Bill Overmyer

No. 56
- Position: Linebacker

Personal information
- Born: June 16, 1949 (age 77) Fremont, Ohio, U.S.
- Listed height: 6 ft 3 in (1.91 m)
- Listed weight: 220 lb (100 kg)

Career information
- College: Ashland
- NFL draft: 1972: 14th round, 352nd overall pick

Career history
- Philadelphia Eagles (1972); Philadelphia Eagles (1973)*; Houston Texans (1974)*; Washington Redskins (1975)*;
- * Offseason or practice squad member only

Career NFL statistics
- Kickoff returns: 1
- Kickoff return yards: 0
- Stats at Pro Football Reference

= Bill Overmyer =

American football player (born 1949)

William Lee Overmyer (born June 16, 1949) is an American former professional football player who was a linebacker in the National Football League (NFL). He played college football for the Ashland Eagles.

==College career==
Overmyer played college football as a defensive end at Ashland College, where he was named the school's "best defensive lineman" in 1969, 1970 and 1971. In 1971 he also earned an honorable mention in the Associated Press All-America team and he was a second-team of the Kodak College All-America Football Team. He was inducted into Ashland's hall of fame in 2004.

==Professional career==
Overmyer was selected by the Philadelphia Eagles in the 14th round of the 1972 NFL draft with the 352nd overall pick. In the preseason he competed with three others – fellow rookie Will Foster and veterans Ike Kelley and Bill Cody – to replace Tim Rossovich, who was holding out and was eventually traded, to be the Eagles' middle linebacker after Steve Zabel was injured in training camp. Overmyer said of the experience:
I have never played linebacker before so making the adjustments is hard. I am doing okay against the pass with out zone coverage but I'm having trouble picking up the keys...When those experienced linemen come at you a rookie is in trouble. Also, I don't get as much work as I require since we have so many linebackers here. One thing, the coaches keep talking to me so I know I have a chance...I understand that they are teaching me on defense but experience is the major difference; however, the other rookies who have played linebacker are having trouble adjusting too. I am just as well prepared as those rookies from major universities. One thing I am working hard for is making the specialty team, which can help keep me up here...One of the scary things here is that you wake up in the morning and your roommate is not there anymore. My roomie (a rookie from South Carolina University) was cut; he was gone when I woke up. I'm holding my breath...I want to get past those cuts.
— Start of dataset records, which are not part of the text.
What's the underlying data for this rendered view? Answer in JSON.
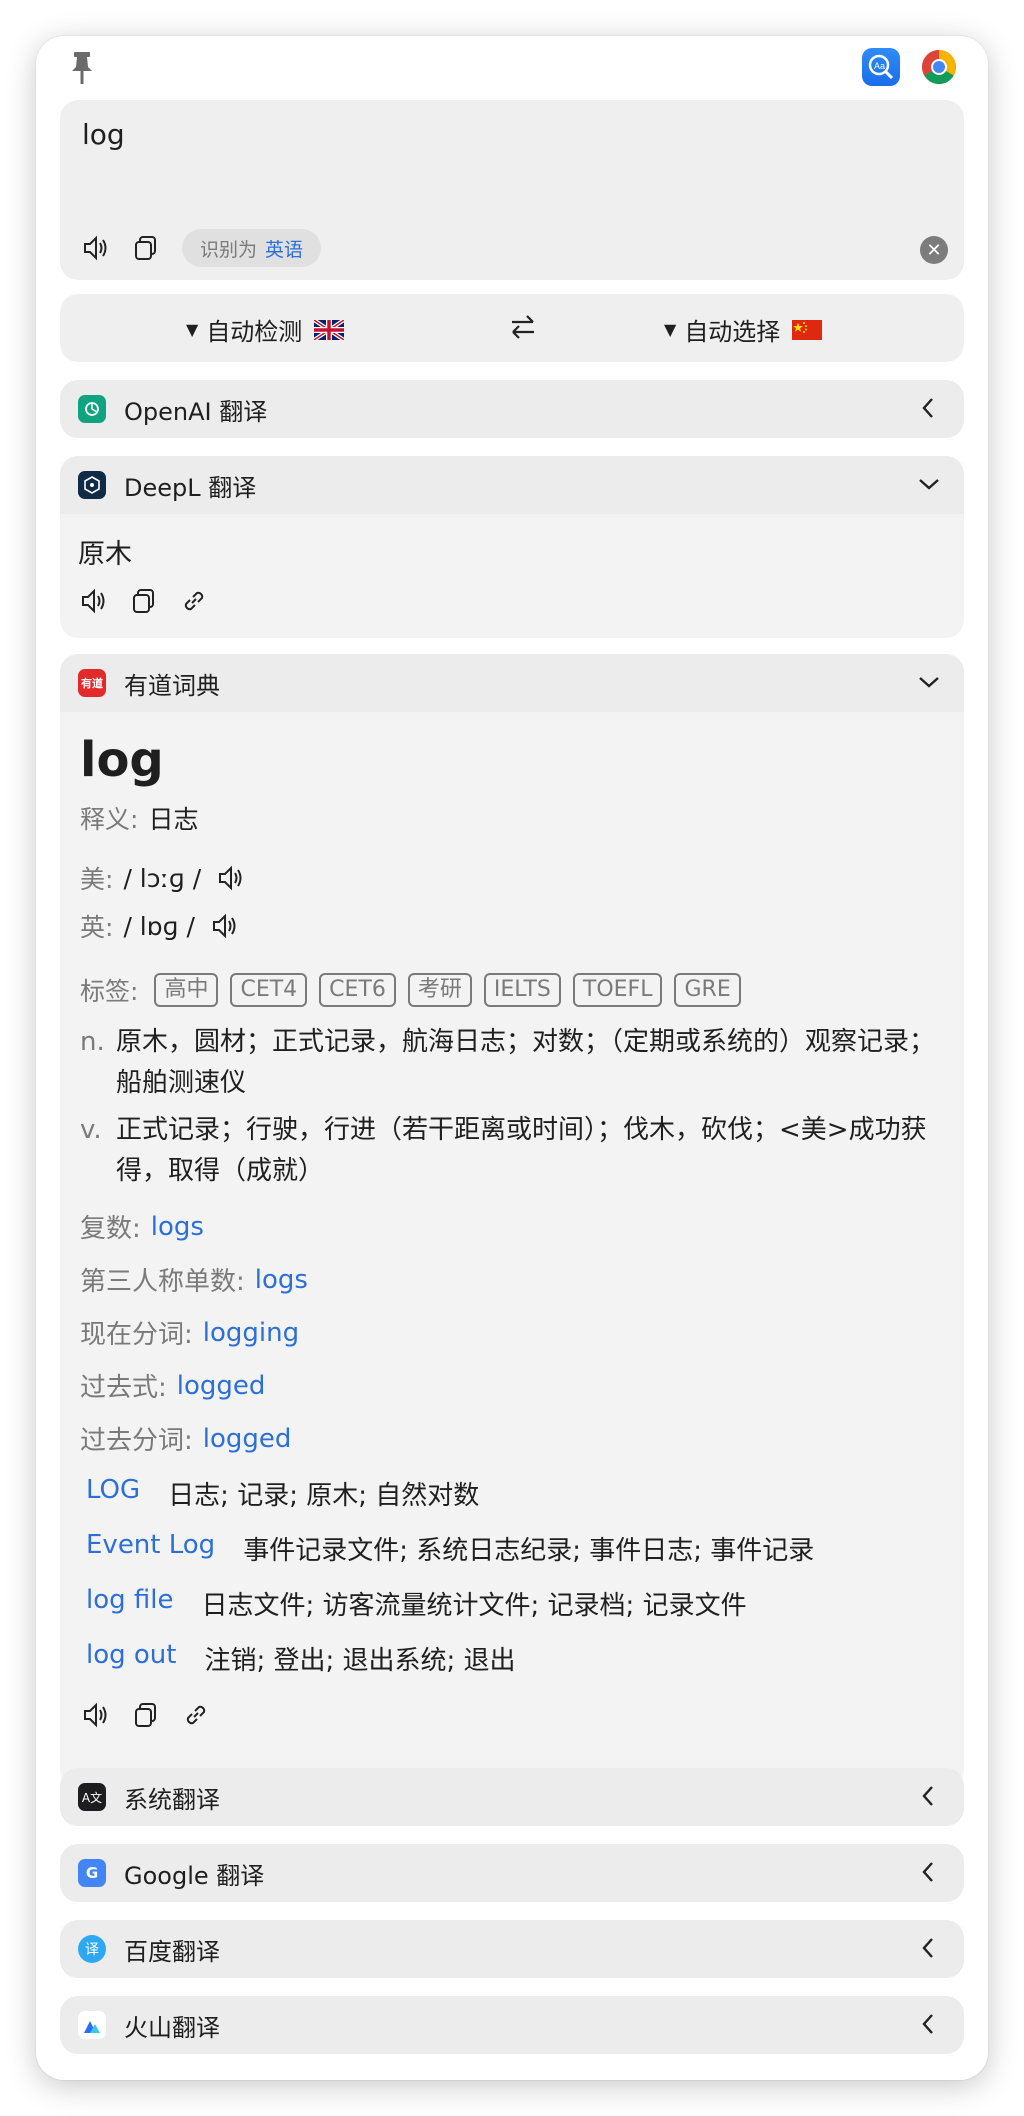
{
  "input": {
    "text": "log",
    "detected_prefix": "识别为",
    "detected_lang": "英语"
  },
  "lang_bar": {
    "from": "自动检测",
    "to": "自动选择"
  },
  "services": {
    "openai": "OpenAI 翻译",
    "deepl": "DeepL 翻译",
    "youdao": "有道词典",
    "system": "系统翻译",
    "google": "Google 翻译",
    "baidu": "百度翻译",
    "volc": "火山翻译"
  },
  "deepl_result": "原木",
  "youdao": {
    "word": "log",
    "meaning_label": "释义:",
    "meaning": "日志",
    "us_label": "美:",
    "us_phonetic": "/ lɔːɡ /",
    "uk_label": "英:",
    "uk_phonetic": "/ lɒɡ /",
    "tags_label": "标签:",
    "tags": [
      "高中",
      "CET4",
      "CET6",
      "考研",
      "IELTS",
      "TOEFL",
      "GRE"
    ],
    "definitions": [
      {
        "pos": "n.",
        "text": "原木，圆材；正式记录，航海日志；对数；（定期或系统的）观察记录；船舶测速仪"
      },
      {
        "pos": "v.",
        "text": "正式记录；行驶，行进（若干距离或时间）；伐木，砍伐；<美>成功获得，取得（成就）"
      }
    ],
    "forms": [
      {
        "label": "复数:",
        "value": "logs"
      },
      {
        "label": "第三人称单数:",
        "value": "logs"
      },
      {
        "label": "现在分词:",
        "value": "logging"
      },
      {
        "label": "过去式:",
        "value": "logged"
      },
      {
        "label": "过去分词:",
        "value": "logged"
      }
    ],
    "phrases": [
      {
        "term": "LOG",
        "meaning": "日志; 记录; 原木; 自然对数"
      },
      {
        "term": "Event Log",
        "meaning": "事件记录文件; 系统日志纪录; 事件日志; 事件记录"
      },
      {
        "term": "log file",
        "meaning": "日志文件; 访客流量统计文件; 记录档; 记录文件"
      },
      {
        "term": "log out",
        "meaning": "注销; 登出; 退出系统; 退出"
      }
    ]
  },
  "icons": [
    "pin-icon",
    "dictionary-app-icon",
    "chrome-icon",
    "speaker-icon",
    "copy-icon",
    "link-icon",
    "swap-icon",
    "chevron-left-icon",
    "chevron-down-icon",
    "clear-icon"
  ],
  "colors": {
    "accent": "#2c6fd6",
    "card_bg": "#f3f3f3",
    "header_bg": "#ececec",
    "youdao_red": "#e32a2a",
    "openai_green": "#10a37f"
  }
}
Because he always had to prove himself, his Eagles' teammates nicknamed him "underdog." Overmyer was waived late in the preseason but was later signed to join the Eagles' taxi squad.

He was activated for the first time in November for the Eagles' 9th game of the season against the Houston Oilers. He then played in every game for the Eagles for the rest of the season, for a total of 6 games. In the last game of the season, which proved to be his last game in the National Football League, he was credited with a kickoff return for no yards against the St. Louis Cardinals. He was cut by the Eagles during the 1973 preseason.

In 1974 he signed with the Houston Texans of the World Football League but was not on their regular season roster. In 1975 he signed as a free agent with the Washington Redskins but was cut during preseason.